The blow didn’t come. ‘Tell me why you came to Rome,’ he repeated, his voice tight with the strain of self-control.
‘The text message. I don’t know who sent it. He quoted the inscription on Constantine’s arch. He said he could help.’
Dragović said something over her head. The hand let go; she slumped on to the floor again. Footsteps went and came back. When she opened her eyes, Dragović was rifling through her handbag. They must have got it from the car. He pulled out her phone and read off the screen. He looked surprised, Abby thought.
‘You see?’ she mumbled. ‘Wasn’t that you?’
The guard lifted her up and a cloth went over her head. The last thing she remembered was the choking smell of lilies closing in around her.
XVI
Constantinople – April 337
THE SOLDIERS AREN’T palace guards. The badges on their cloaks show twin men wrestling each other. The fourteenth, the Gemini. By rights, they should be a thousand miles away on the Rhine frontier, watching for barbarians trying to creep across the river.
The centurion salutes. ‘General Valerius. Please come with us.’
It’s a long time since anyone called me General. ‘Who wants to see me?’
‘An old friend.’
It must be a lie. All my friends are long gone, one way or another. But there’s no point resisting. I pull on a cloak and a wide-brimmed hat and let them take me. We avoid the obvious destinations – the palace, the Schola barracks, the Blacherna Prison – and instead plunge down the steep-stepped hill towards the Golden Horn. Early afternoon on a Sunday, the city dozes like a dog: the market halls are empty, the shops shuttered, the ovens cold. Even the picks and hammers have gone quiet. The whole world’s stopped, because Constantine commanded it. Who’d reject a god who gives you a day off once a week?
A skiff’s waiting for us, bobbing among the litter and debris that clog the harbour. Twelve strong slaves bend over their oars. I’m expecting them to take us across the Horn; instead, they turn out into the open water of the Bosphorus. I glance down into the bilge. A length of chain makes an iron nest near the bow, and the anchor fastened to it looks heavy enough to sink an old man. With the wind up, blowing spray off the whitecaps, you wouldn’t even see the splash.

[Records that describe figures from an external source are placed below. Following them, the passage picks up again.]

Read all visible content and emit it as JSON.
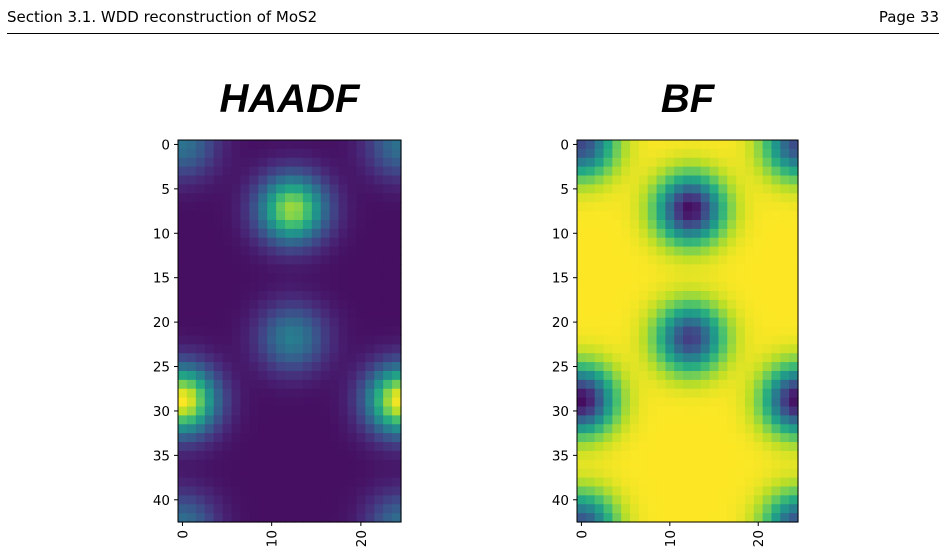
{
  "header": {
    "left_text": "Section 3.1. WDD reconstruction of MoS2",
    "right_text": "Page 33"
  },
  "chart_data": [
    {
      "type": "heatmap",
      "title": "HAADF",
      "colormap": "viridis",
      "grid": false,
      "x_ticks": [
        0,
        10,
        20
      ],
      "y_ticks": [
        0,
        5,
        10,
        15,
        20,
        25,
        30,
        35,
        40
      ],
      "xlim": [
        -0.5,
        24.5
      ],
      "ylim": [
        42.5,
        -0.5
      ],
      "atom_columns": [
        {
          "x": 12.3,
          "y": 7.3,
          "intensity": 0.85
        },
        {
          "x": 12.3,
          "y": 21.8,
          "intensity": 0.4
        },
        {
          "x": 0,
          "y": 28.8,
          "intensity": 1.0
        },
        {
          "x": 24.5,
          "y": 28.8,
          "intensity": 1.0
        },
        {
          "x": 0,
          "y": 0,
          "intensity": 0.35
        },
        {
          "x": 24.5,
          "y": 0,
          "intensity": 0.35
        },
        {
          "x": 0,
          "y": 43,
          "intensity": 0.35
        },
        {
          "x": 24.5,
          "y": 43,
          "intensity": 0.35
        }
      ]
    },
    {
      "type": "heatmap",
      "title": "BF",
      "colormap": "viridis",
      "grid": false,
      "x_ticks": [
        0,
        10,
        20
      ],
      "y_ticks": [
        0,
        5,
        10,
        15,
        20,
        25,
        30,
        35,
        40
      ],
      "xlim": [
        -0.5,
        24.5
      ],
      "ylim": [
        42.5,
        -0.5
      ],
      "atom_columns": [
        {
          "x": 12.3,
          "y": 7.3,
          "intensity": 1.0
        },
        {
          "x": 12.3,
          "y": 21.8,
          "intensity": 0.85
        },
        {
          "x": 0,
          "y": 28.8,
          "intensity": 1.0
        },
        {
          "x": 24.5,
          "y": 28.8,
          "intensity": 1.0
        },
        {
          "x": 0,
          "y": 0,
          "intensity": 0.8
        },
        {
          "x": 24.5,
          "y": 0,
          "intensity": 0.8
        },
        {
          "x": 0,
          "y": 43,
          "intensity": 0.8
        },
        {
          "x": 24.5,
          "y": 43,
          "intensity": 0.8
        }
      ]
    }
  ]
}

I pull the cloak closer to keep off the wind, and fix my attention on the city on the Asian shore – Chrysopolis, the city of gold. It’s lost some lustre in recent years – the magnificence of Constantinople casts a long shadow across the strait – but a certain class of person still values its amenities. The houses are spacious, the air’s clear, and the jealous eyes that watch every inch of Constantinople can’t reach quite this far.
The boat steers clear of the town harbour, and pulls along the coast to a private stone landing. Long gardens stretch away from the water towards a handsome villa at the top of the slope. Almond trees are in bloom; bees buzz among the cyclamen and roses. Halfway to the house, two men wait on a terrace. One hurries down the steps to greet me.
‘General Valerius. After all these years.’
It takes me a moment to place him – not because I don’t recognise him, but because to see him here is almost the last thing I expect. It’s Flavius Ursus, Marshal of the Army, the most powerful soldier in the empire after Constantine. I knew him when he was Tribune of the Eighth. Flavius the Bear, we called him. In the field he wore a bearskin cape and a necklace of claws and teeth. He’s short, broad-shouldered and barrel-chested, with a full beard that hides most of the scars on his face. His father was a barbarian who crossed the Danube in the chaos before Diocletian’s reign, and then joined the Roman army to stop his countrymen from following him. The son, I think, is similarly flexible.